# So you think you've got skills?



## john5mt (Jan 21, 2007)

http://www.wimp.com/chesspieces/

This guy amazes me.
Makes me feel bad about my fancy tools....almost


----------



## TNTRenovate (Aug 19, 2010)

I have seen this before and yes he is amazing.


----------



## CENTERLINE MV (Jan 9, 2011)

Thanks for the post. That man has my respect. He can use his toes like fingers.....amazing.


----------



## Rich D. (Oct 14, 2011)

Must have some sharp tools. Thats so amazing. Had to send that video to my pops.


----------



## GreenGP (Sep 5, 2011)

All I could say is WOW


----------



## Gus Dering (Oct 14, 2008)

I could do that, I just don't want to :laughing:


----------



## 4 seasons (Jan 4, 2010)

That is awesome, I would love to be able to see it in person.


----------



## Sir Mixalot (Jan 6, 2008)

Thanks for posting this John.:thumbup:
That was incredible. :clap:


----------



## ohiohomedoctor (Dec 26, 2010)

Ill bet the splinters in the feet were a learning experience.


----------



## CrpntrFrk (Oct 25, 2008)

The blood on his pants says he has had a learning curve.....


----------



## ohiohomedoctor (Dec 26, 2010)

Thats when you have more talent than electricity.


----------



## ROVACON (Apr 19, 2010)

Well, this guy can say on thing at least......

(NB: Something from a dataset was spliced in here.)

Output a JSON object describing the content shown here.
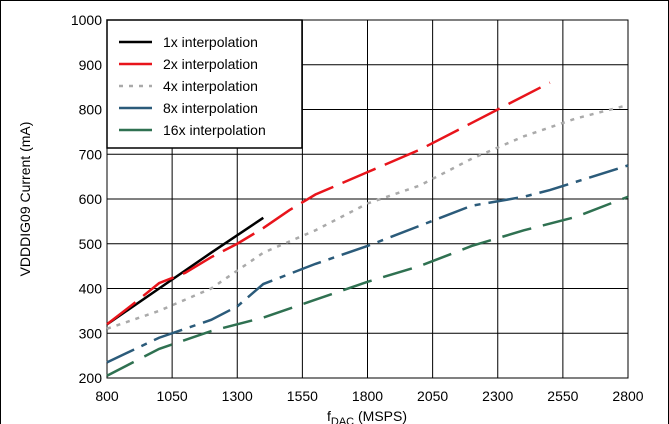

"I got more skill in my right foot than you do in your entire body" :laughing:


----------



## r4r&r (Feb 22, 2012)

He made that ring like it was an after thought. And is it just me or did it make your back hurt watching that.


----------



## Andrew6127 (Aug 14, 2012)

Reminds me that power tools shouldn't be taken for granted. 

He's a true craftsman.


----------



## Young_Buck (Jul 19, 2009)

Apparently the guy's never seen a treadle lathe... :blink:


----------



## Greg from K/W (Jan 28, 2010)

Most likely doesn't have the material to make one. If he did he would lose wages building it instead of the pieces he makes. Sad to see but wow what a craftsman.


----------



## boman47k (Oct 13, 2006)

Human ingenuity never ceases to amaze me.

You would think he'd have a pretty good right hand, and yes, kinda makes my back hurt.


----------



## Snobnd (Jul 1, 2008)

It's refreshing to see an original craftsman.... Old school


----------



## Needles (May 18, 2012)

I don't feel sorry for him. I have some serious respect for him. It never occurred to me build a lathe like that.


----------



## ADKRemodeling (Oct 3, 2012)

:clap: that man should be making much more money than he more than likely does


----------



## builder2345 (Aug 31, 2010)

Unreal, amazing!!!


----------